Source: General Electric.

Do investors have a reason to worry?

  • I have to admit that GE's first-quarter results weren't terribly impressive, but all things considered with the polar vortex disrupting half the country in Q1, it was pretty much in-line with most investors' expectations. Total revenue dipped by 2% while adjusted EPS fell 15%, but notable progress was witnessed in its power & water, and oil & gas segment. GE has the tools capable of cutting costs to boost its profits, but that's not really in its nature. With steady growth prospects over the long run in a number of sectors and its dividend on the way up again (currently yielding 3.4%), I'd suggest short-sellers continue to keep their distance.

American Express
Why are short-sellers avoiding American Express?

  • Simply put, while consumers have been cautious about adding additional debt, consumer credit has been rising predictably for years now signaling that American Express' profits are likely to rise. In times of economic growth American Express can actually double-dip by making money as a payment transaction facilitator from merchants, as well as collecting interest from consumers who borrow money vis-a-vis their AMEX card. We are in arguably a strong period of consumer credit expansion meaning American Express' bottom-line should be increasing as well. As icing on the cake, the company raised its quarterly dividend by 13% to $0.26 in March and announced its intention to repurchase $4.4 billion in common shares this year, giving pessimists more than enough reasons to stay away.
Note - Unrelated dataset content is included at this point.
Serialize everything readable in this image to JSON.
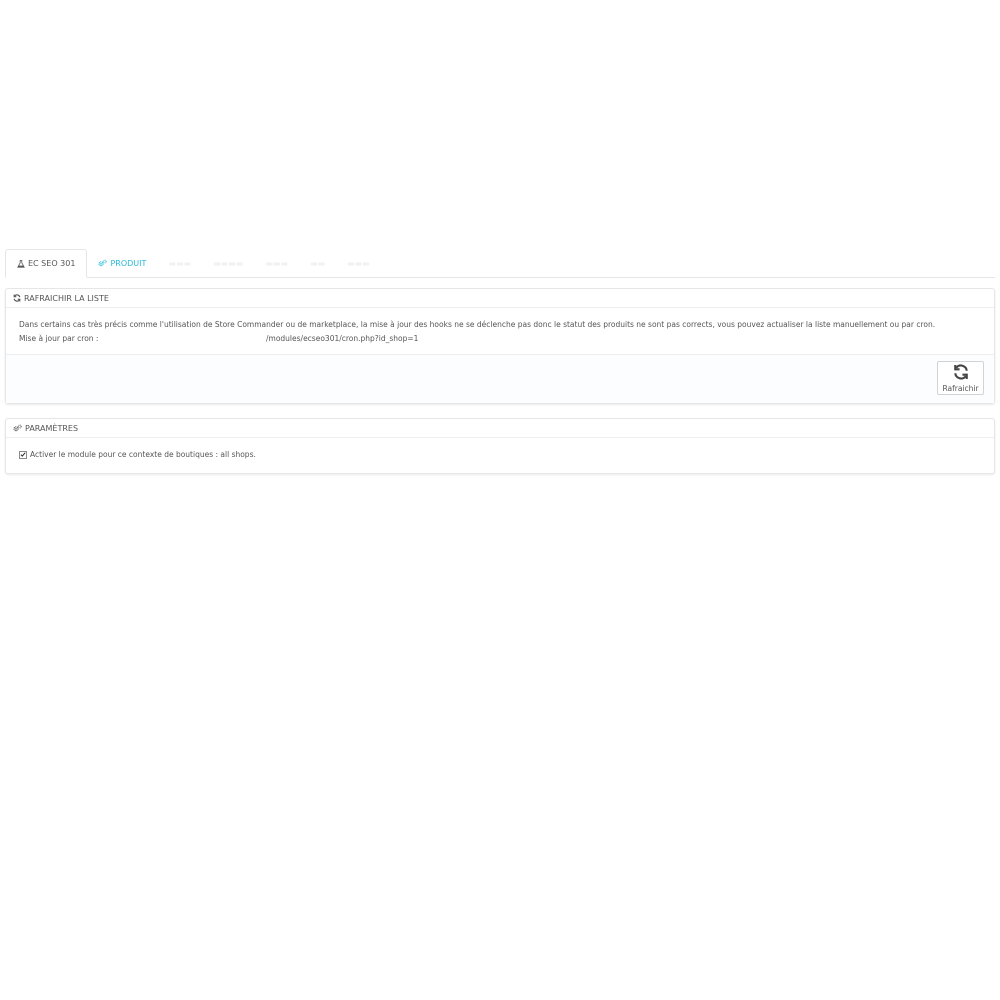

Source: Republica, Pixabay.

Do investors have a reason to worry?

  • The only thing optimists really should concern themselves with if they own AmEx is the delinquency rate of consumers. AmEx's double-dip benefit becomes a crutch when consumer defaults and late-payments begin to rise, so it's the key figure investors should be watching. Over the long-term American Express has a number of key partnerships and is strong enough to survive just about anything thrown its way. In other words, short-sellers may have small pockets of success against AmEx during economic downturns, but they're liable to be eaten alive over the long run.

Source: Nike.

Nike
Why are short-sellers avoiding Nike?

  • There are few companies around the globe who've done a better job of branding their product than footwear, apparel, and accessories specialist Nike. Its logo is one of the most widely recognized in the world, and it has a history of selecting ambassadors to represent the brand that are leaders in their field. The end result has been steady growth prospects and the expectation of high single-digit growth over the coming years. This growth, combined with its low volatility that short-minded pessimists often dislike, give short-sellers plenty of reason to pass on Nike.

Do investors have a reason to worry?

  • The only concern Nike shareholders should have is the company's minimal success in China thus far. Nike's product hasn't sold as well in China compared to its peers and it may need to spend more in this fast-growing market to educate people about the brand in order to help them form an emotional bond with the company. Aside from tepid growth in China it has been business as usual for Nike. Worldwide futures orders were up 12% as of its latest quarter with EPS rising by 4% to $0.76. I'd love to see its dividend tick a bit higher, but there's more than enough growth here to ward off short-sellers for the foreseeable future.